Utilizing the same core design as the F101, the F110 engine was created by adding different fan and afterburner packages to tailor engine performance to the desired aircraft application.
In 1984, USAF implemented the Alternative Fighter Engine program in order to increase reliability and performance of their F-15 and F-16 fleets.
The F110 engine has been the engine of choice for the F-16 since there was an engine choice for that aircraft. Conceived as an alternative to the Pratt & Whitney F100, the F110 is designed to provide significantly higher performance, greatly improved reliability, and sharply reduced operation and support costs.
Fully 86 percent of the USAF F-16C/Ds and 75 percent of all front line, combat coded F-16s are powered by the GE F110.
In 2002, the Air Force of the Republic of South Korea selected the F110 engine to power its new twin-engine F-15K fighter aircraft. The F110 engines were assembled through a licensing agreement with Samsung Techwin Co., LTD. Subsequently, Singapore selected F110 power and the Saudi Air Force re-engined 71 F-15S aircraft and purchased 84 new aircraft powered by the F110.

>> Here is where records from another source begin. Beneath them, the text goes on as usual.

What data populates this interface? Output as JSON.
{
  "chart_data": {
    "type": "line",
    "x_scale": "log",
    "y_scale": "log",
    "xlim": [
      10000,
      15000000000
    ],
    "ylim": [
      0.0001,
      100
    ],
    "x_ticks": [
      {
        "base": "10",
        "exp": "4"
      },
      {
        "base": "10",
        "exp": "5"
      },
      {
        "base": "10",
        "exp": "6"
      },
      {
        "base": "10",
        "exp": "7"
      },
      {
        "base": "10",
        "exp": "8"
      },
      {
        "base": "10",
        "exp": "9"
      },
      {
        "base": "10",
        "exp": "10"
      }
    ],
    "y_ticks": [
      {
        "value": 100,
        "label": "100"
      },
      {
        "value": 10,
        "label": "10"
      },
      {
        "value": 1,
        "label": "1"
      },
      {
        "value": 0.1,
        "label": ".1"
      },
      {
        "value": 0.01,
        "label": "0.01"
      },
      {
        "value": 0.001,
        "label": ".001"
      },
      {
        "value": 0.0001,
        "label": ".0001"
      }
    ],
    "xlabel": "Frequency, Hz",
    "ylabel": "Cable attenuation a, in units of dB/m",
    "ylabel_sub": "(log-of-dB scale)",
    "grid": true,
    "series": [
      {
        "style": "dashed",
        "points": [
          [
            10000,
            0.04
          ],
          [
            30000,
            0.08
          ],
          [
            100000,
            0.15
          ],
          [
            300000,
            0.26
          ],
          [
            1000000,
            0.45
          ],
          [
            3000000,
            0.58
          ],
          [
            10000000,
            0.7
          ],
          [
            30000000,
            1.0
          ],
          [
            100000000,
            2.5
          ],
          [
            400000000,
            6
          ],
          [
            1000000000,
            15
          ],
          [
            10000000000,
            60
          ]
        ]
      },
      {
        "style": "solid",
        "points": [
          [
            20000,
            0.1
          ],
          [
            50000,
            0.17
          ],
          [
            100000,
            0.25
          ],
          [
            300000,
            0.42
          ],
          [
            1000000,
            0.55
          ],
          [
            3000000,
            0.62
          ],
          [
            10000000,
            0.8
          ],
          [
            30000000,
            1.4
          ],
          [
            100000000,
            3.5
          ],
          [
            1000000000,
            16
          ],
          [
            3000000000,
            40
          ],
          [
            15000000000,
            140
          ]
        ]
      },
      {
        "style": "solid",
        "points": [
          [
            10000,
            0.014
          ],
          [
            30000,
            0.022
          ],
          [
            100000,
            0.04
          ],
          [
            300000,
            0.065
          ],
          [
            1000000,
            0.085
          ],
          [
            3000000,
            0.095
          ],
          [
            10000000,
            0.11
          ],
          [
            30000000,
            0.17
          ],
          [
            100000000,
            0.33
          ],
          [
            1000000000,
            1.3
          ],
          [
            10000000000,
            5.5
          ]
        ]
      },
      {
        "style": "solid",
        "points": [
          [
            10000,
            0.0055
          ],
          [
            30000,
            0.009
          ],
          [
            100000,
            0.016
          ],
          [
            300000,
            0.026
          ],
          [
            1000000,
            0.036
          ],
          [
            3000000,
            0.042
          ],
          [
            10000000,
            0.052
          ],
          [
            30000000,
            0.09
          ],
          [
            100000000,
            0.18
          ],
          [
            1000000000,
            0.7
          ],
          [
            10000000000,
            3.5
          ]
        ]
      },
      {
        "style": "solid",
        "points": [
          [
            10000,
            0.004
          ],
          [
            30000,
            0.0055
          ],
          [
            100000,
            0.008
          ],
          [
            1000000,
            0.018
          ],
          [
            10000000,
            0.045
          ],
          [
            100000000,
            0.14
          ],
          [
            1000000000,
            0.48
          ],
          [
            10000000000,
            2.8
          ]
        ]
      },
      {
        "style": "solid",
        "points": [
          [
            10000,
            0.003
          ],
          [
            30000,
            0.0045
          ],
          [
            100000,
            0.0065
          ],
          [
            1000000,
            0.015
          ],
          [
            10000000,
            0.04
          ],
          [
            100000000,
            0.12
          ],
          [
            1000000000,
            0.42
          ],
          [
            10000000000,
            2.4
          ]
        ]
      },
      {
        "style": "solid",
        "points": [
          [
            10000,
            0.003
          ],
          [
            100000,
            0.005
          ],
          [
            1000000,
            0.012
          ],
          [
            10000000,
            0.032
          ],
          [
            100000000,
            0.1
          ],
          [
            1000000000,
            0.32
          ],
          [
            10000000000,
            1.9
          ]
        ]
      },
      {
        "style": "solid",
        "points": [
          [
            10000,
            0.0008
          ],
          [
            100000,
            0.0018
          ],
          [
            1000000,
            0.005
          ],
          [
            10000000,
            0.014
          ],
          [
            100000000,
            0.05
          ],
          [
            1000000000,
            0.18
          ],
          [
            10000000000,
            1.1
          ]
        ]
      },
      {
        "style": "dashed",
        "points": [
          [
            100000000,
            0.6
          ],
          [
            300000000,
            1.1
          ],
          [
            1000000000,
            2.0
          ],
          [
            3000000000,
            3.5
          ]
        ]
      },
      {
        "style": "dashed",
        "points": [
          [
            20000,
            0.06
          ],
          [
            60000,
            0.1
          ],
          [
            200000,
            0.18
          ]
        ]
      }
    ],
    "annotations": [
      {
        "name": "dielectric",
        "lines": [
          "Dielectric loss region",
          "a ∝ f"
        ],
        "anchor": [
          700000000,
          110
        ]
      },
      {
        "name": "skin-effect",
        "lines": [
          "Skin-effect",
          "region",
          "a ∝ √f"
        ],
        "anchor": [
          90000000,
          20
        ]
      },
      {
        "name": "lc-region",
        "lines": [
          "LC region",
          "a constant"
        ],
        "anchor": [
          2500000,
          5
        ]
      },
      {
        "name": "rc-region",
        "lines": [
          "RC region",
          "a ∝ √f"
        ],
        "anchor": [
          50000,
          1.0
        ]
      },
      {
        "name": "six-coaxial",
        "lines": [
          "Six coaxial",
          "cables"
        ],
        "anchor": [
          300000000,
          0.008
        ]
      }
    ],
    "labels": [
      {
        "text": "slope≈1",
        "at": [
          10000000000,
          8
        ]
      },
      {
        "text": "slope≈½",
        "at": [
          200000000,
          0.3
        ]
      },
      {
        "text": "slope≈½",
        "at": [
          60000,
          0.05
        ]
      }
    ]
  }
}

Growth versions of the F110 have been conceptualized up to thrust ratings of 36,000 pounds. The latest F110, the F110-GE-132, continues in service with the UAE Air Force on the Lockheed Martin F-16E/F Block 60.
Available upgrades include a Service Life Extension Program, which reduces unscheduled removals by 50 percent and cost-per-flight-hour by 25 percent, while enabling double time-on-wing. 800 F110 engines have been upgraded reducing maintenance costs by $1 billion.
The latest hardware configuration currently being shipped enables a 40 percent increase in time between scheduled engine visits to 6,000 cycles, resulting in another significant reduction in maintenance costs. Upgrade kits are available for engines currently in the fleet.